The European CIWS (Conference on Information Warfare and Security), due to be held on July 8 at Brunel University in Uxbridge, England, is a chance for scientists, researchers and those involved in the development of information warfare to exchange ideas and discuss new techniques and technologies.

“[Cyberterrorism] groups can cause tremendous damage if they choose to,” said William Hutchinson, associate professor of information and computer science and executive chairman of the CIWS committee.

Electronic sit-ins, basically blocking access to a site, are an extremely effective way of creating havoc for businesses, according to Hutchinson.
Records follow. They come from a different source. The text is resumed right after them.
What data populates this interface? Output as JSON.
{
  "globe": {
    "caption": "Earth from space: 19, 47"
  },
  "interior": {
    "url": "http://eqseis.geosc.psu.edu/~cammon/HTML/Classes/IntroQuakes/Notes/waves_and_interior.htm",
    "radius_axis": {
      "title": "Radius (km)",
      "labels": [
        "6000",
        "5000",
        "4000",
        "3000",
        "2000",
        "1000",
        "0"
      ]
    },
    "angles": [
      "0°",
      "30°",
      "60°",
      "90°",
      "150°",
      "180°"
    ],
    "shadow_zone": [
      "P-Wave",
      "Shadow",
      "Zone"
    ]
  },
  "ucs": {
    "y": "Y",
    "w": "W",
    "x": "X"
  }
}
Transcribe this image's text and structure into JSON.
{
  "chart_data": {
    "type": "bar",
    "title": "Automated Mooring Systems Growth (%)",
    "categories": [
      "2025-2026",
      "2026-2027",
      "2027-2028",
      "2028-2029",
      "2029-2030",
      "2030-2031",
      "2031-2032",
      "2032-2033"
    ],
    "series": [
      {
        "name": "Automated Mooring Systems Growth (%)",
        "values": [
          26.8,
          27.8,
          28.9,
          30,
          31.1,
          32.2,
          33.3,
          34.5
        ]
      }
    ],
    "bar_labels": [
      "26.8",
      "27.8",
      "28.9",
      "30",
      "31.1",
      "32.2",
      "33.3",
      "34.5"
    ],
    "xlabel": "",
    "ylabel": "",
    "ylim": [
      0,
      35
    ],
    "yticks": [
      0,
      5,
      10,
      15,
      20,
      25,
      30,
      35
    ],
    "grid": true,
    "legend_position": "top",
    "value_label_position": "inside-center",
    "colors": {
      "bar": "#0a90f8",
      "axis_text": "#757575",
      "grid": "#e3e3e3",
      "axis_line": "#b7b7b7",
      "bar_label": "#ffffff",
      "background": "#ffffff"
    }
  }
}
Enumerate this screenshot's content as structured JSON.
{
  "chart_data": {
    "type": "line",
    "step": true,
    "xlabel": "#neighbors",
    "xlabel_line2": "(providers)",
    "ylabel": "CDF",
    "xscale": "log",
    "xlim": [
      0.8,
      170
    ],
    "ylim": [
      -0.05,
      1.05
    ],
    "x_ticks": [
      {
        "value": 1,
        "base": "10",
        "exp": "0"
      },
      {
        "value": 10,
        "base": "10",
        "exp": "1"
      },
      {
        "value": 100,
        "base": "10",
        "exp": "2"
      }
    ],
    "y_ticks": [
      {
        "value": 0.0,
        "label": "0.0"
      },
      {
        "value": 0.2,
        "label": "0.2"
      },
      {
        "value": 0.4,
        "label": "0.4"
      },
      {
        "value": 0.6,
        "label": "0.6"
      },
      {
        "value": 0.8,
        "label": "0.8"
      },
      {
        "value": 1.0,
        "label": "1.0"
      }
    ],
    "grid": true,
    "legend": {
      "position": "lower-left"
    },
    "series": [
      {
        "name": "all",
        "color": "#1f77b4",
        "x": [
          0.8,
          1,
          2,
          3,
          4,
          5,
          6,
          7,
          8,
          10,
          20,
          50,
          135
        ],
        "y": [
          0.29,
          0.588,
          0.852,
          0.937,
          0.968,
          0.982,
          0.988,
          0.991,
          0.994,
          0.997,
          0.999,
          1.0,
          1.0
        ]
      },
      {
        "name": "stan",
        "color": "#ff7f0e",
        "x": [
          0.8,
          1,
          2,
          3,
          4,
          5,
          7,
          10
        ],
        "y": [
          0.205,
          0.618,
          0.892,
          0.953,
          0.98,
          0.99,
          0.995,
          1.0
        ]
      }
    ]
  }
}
“This sort of co-ordinated attack by a relatively small number of technically competent people can cause a lot of damage,” said Hutchinson.

Viruses, many written maliciously to cause maximum damage, are also a real threat to all governments, companies and individuals with internet access.

“Viruses are a major problem for all of us,” said a spokesman at antivirus firm Symantec. “Cyber attacks will become more common as hackers’ skills further develop and an e-government system is likely to be a popular target.”

But despite all the talk, governments and businesses are still not paying enough attention to security.

“Much attention to security is just lip service,” said Hutchinson. “It is still treated as a cost, rather than an integral part of products and the operations of companies.”

A CIA report leaked last month to the L.A. Times, which detailed China’s plans to launch Cyber attacks against U.S. business and military networks, has been branded a gross misrepresentation of the actual threat posed.

But following the September 11 attacks it is not surprising that the U.S. is playing down the alleged threats.

Vince Cannistraro, former director of counterintelligence at the CIA, told IDG’s News Service: “China is developing a cyber attack capability, but it appears it is a component of their overall military strategy, to be used in case of [conventional] war.”